Entwicklungshilfe gibt es erst seit einem halben Jahrhundert

Ihr folgte die Entwicklungszusammenarbeit. Das klingt weniger patriarchal.

Development prägte mich als „Entwicklungshelfer“ in Tansania, als „GTZ-Entwicklungs-Experte“ in Zaire (heute Kongo), als Leiter der Gesundheitsvorhaben des Deutschen „Entwicklungsdienstes“. Und dann auch im Unterricht, bei der Evaluierung von Projekten oder der Begleitung von „Entwicklungs-Programmen“.

Erfunden wurde die „Entwicklung“ nach dem Zusammenbruch der Kolonial-Imperien Englands und Frankreichs. Die im Weltkrieg siegreichen USA suchten im neuen Kalten Krieg dringend eine Alternative zum bürokratischen Sozialismus und den nationalen Befreiungsbewegungen. 1947 kristallisierten sich unter Präsident Truman mehrere wirksame Strategien heraus

  • Investitionen in neue Märkte (Marshallplan)
  • Eindämmung (UdSSR und andere Risiko-Länder isolieren) (Containment)
  • Interventionismus als Weiterentwicklung der Monroe Doktrin „… freien Völkern beistehen, die sich der angestrebten Unterwerfung durch bewaffnete Minderheiten oder durch äußeren Druck widersetzen“. (Truman 1947)
  • Development: „Wachstum der Produktion ist der Schlüssel für Wohlstand und Frieden!“ (Truman 1947)

Als ein „freies Volk“ im Kongo in der ersten freien Wahl Afrikas den falschen Präsidenten wählte (den jungen Gewerkschaftsführer Patrice Lumumba), befahl Präsident Dwight Eisenhower (wie seit 2000 bekannt ist) seine Eliminierung. Denn Uranvorkommen waren damals im Rüstungswettlauf mit der UdSSR von überragender Bedeutung. Man unterstützte seither Regierungen, die ihr Land dem Weltmarkt gegenüber öffneten und an dem die einheimischen Türsteher am Ressourcenverkauf verdienten. Wie in Niger, dessen Uran in den französischen AKW’s verfeuert wurde, während die Bevölkerung unverändert arm blieb. Eisenhowers Nachfolger J. F. Kennedy erkannte: „Wenn eine freie Gesellschaft der Masse der Armen nicht helfen kann, kann sie die kleine Zahl der Reichen nicht retten.“. Er gründete folgerichtig Peace Corps, USAID …, die seither das militärische und kommerzielle Wachstum der US-Politik humanitär ergänzten.
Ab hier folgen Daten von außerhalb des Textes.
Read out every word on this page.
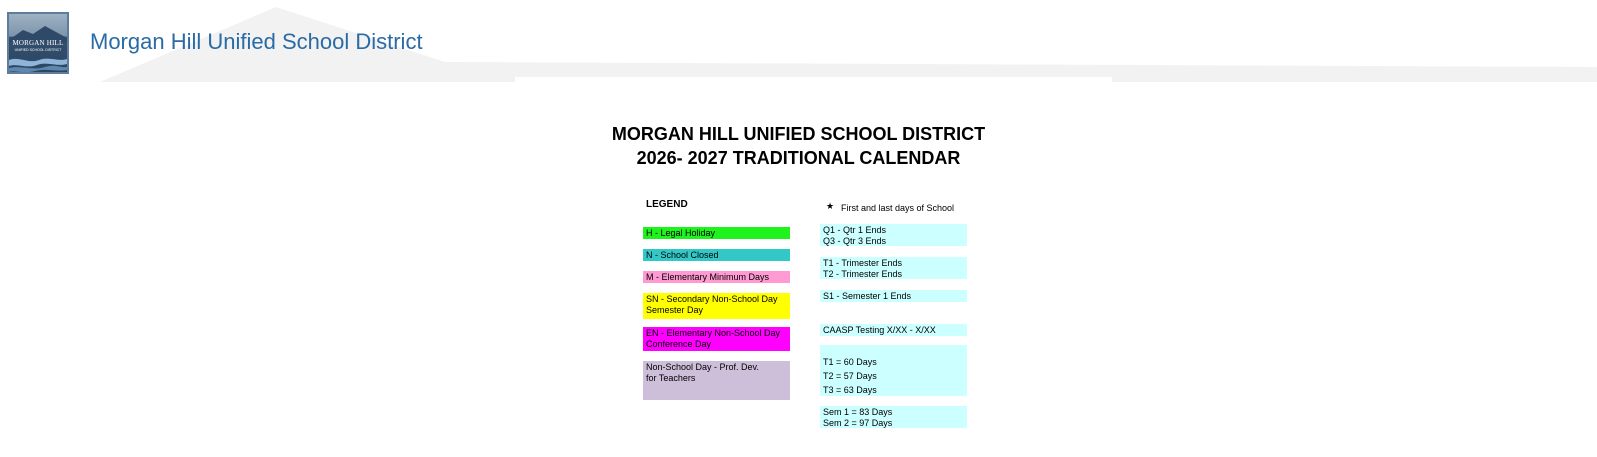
MORGAN HILL
UNIFIED SCHOOL DISTRICT Morgan Hill Unified School District
MORGAN HILL UNIFIED SCHOOL DISTRICT
2026- 2027 TRADITIONAL CALENDAR
LEGEND
H - Legal Holiday
N - School Closed
M - Elementary Minimum Days
SN - Secondary Non-School Day
Semester Day
EN - Elementary Non-School Day
Conference Day
Non-School Day - Prof. Dev.
for Teachers
★ First and last days of School
Q1 - Qtr 1 Ends
Q3 - Qtr 3 Ends
T1 - Trimester Ends
T2 - Trimester Ends
S1 - Semester 1 Ends
CAASP Testing X/XX - X/XX
T1 = 60 Days
T2 = 57 Days
T3 = 63 Days
Sem 1 = 83 Days
Sem 2 = 97 Days
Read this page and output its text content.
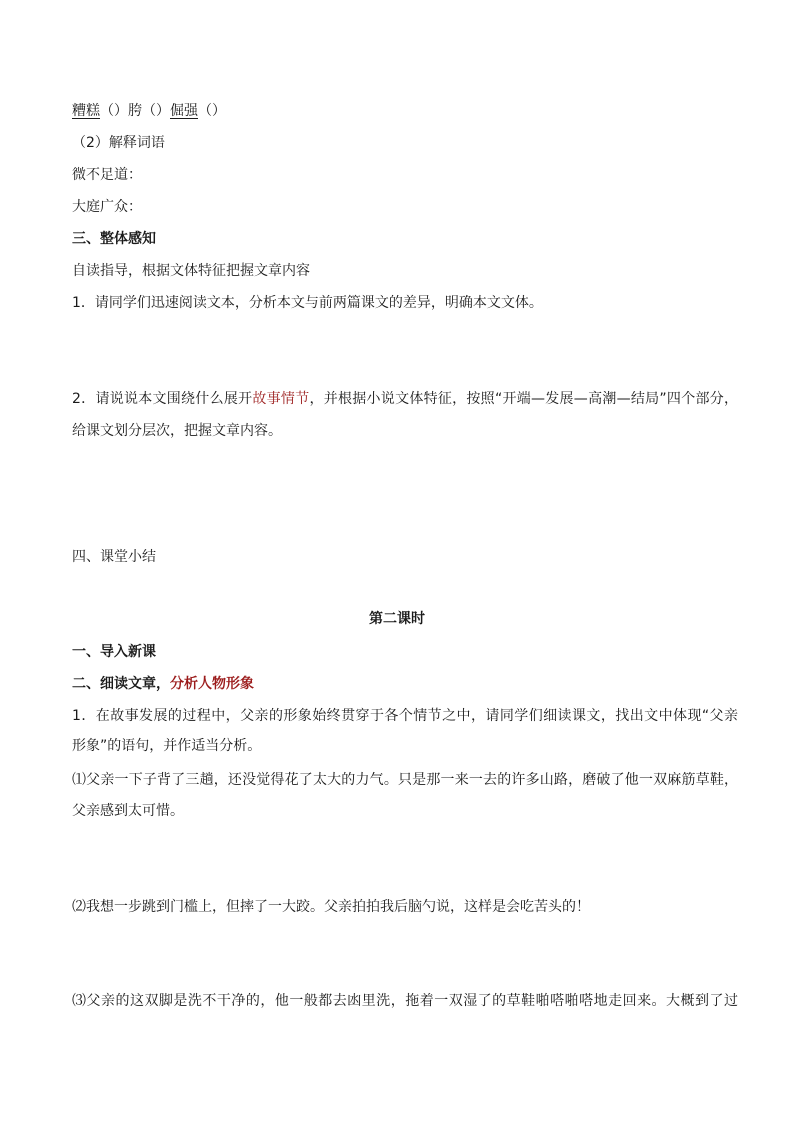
糟糕（）胯（）倔强（）
（2）解释词语
微不足道：
大庭广众：
三、整体感知
自读指导，根据文体特征把握文章内容
1．请同学们迅速阅读文本，分析本文与前两篇课文的差异，明确本文文体。
2．请说说本文围绕什么展开故事情节，并根据小说文体特征，按照“开端—发展—高潮—结局”四个部分，
给课文划分层次，把握文章内容。
四、课堂小结
第二课时
一、导入新课
二、细读文章，分析人物形象
1．在故事发展的过程中，父亲的形象始终贯穿于各个情节之中，请同学们细读课文，找出文中体现“父亲
形象”的语句，并作适当分析。
⑴父亲一下子背了三趟，还没觉得花了太大的力气。只是那一来一去的许多山路，磨破了他一双麻筋草鞋，
父亲感到太可惜。
⑵我想一步跳到门槛上，但摔了一大跤。父亲拍拍我后脑勺说，这样是会吃苦头的！
⑶父亲的这双脚是洗不干净的，他一般都去凼里洗，拖着一双湿了的草鞋啪嗒啪嗒地走回来。大概到了过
In Deutschland folgten kaum ein Jahr später Schwesterorganisationen wie der Deutsche Entwicklungsdienst oder der Expertendienst GAVI/GTZ/GiZ.

Als Student und junger Arzt war ich von „Entwicklung“ überzeugt. Ich glaubte, dass gut gemeinte Hilfe von engagierten Menschen immer mehr nutzen kann, als sie schaden könnte. Es zog mich 1980 in die „Entwicklungshilfe“ in ein Land, das von einem Freund Lumumbas regiert wurde (Julius Nyerere), und der überlebt hatte, weil man damals die Bodenschätze dieses Landes noch für unbedeutend hielt. Später dann erlebte ich in einer ganz anderen Position die Realität im reichen Kongo, das von dem Mörder Lumumbas regiert wurde. Als ich 1987 dort einreiste, schrie der Präsident in einem fernseh-übertragenen Korruptionsprozess einen Minister an, der in die Porto-Kasse gegriffen hatte: „Il faut voler avec intelligence!“ („Man muss intelligent klauen, du Depp!“). Spätestens angesichts dieser unvergesslichen Erfahrung wuchsen meine Zweifel.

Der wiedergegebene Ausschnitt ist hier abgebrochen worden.